Partly to blame for our lack of recall is the fact that we are not really listening.

Usually in our conversations we are waiting to respond. Waiting for the other person to finish so that we can jump in with our version, our answer. We make it about us, rather than them.

It’s mainly because we hear faster than we can speak. So we react rather than consider and digest what is being said or inferred. And this causes problems and conflicts rather than alignment and value. We end up on different pages, rather than united. And if we don’t listen then we lose trust and can fail.

Layers

To significantly improve our listening we need to change the way we think about listening itself.

It’s not transactional, it's ongoing.

It is not flat, its layered.

Going beyond active listening means we recognise that the current conversation is important (leaning in), but that proactively planning the ongoing dialogue we have will bring even greater impact.
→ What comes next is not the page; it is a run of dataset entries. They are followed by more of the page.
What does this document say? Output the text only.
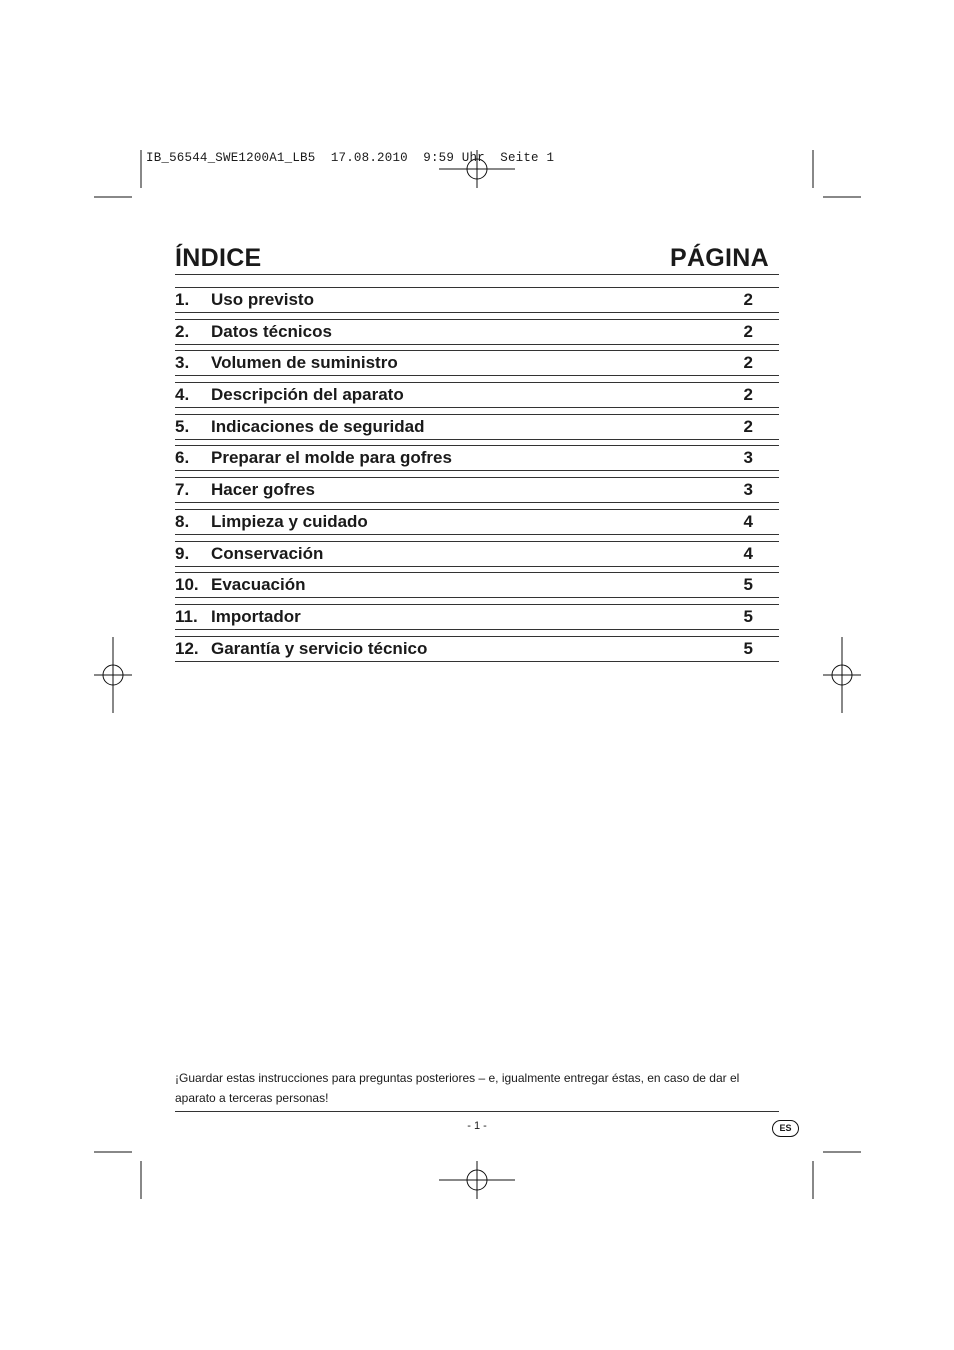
IB_56544_SWE1200A1_LB5  17.08.2010  9:59 Uhr  Seite 1
ÍNDICE	PÁGINA
1. Uso previsto	2
2. Datos técnicos	2
3. Volumen de suministro	2
4. Descripción del aparato	2
5. Indicaciones de seguridad	2
6. Preparar el molde para gofres	3
7. Hacer gofres	3
8. Limpieza y cuidado	4
9. Conservación	4
10. Evacuación	5
11. Importador	5
12. Garantía y servicio técnico	5
¡Guardar estas instrucciones para preguntas posteriores – e, igualmente entregar éstas, en caso de dar el
aparato a terceras personas!
- 1 -	ES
Try this framework and see how it improves the quality of your questions, dialogue and relationships.

CONTENT: what words and expressions are you hearing (said, unsaid)
INTENT: seek to understand the other persons needs
CONTEXT: bring meaning and value from a wider perspective, your ongoing dialogue.

Richer

When I started using this framework I recognised almost immediately how much deeper my connection to conversations become. I was able to bring more meaning and add more value to discussions and remembered more about the styles and needs of my peers and team.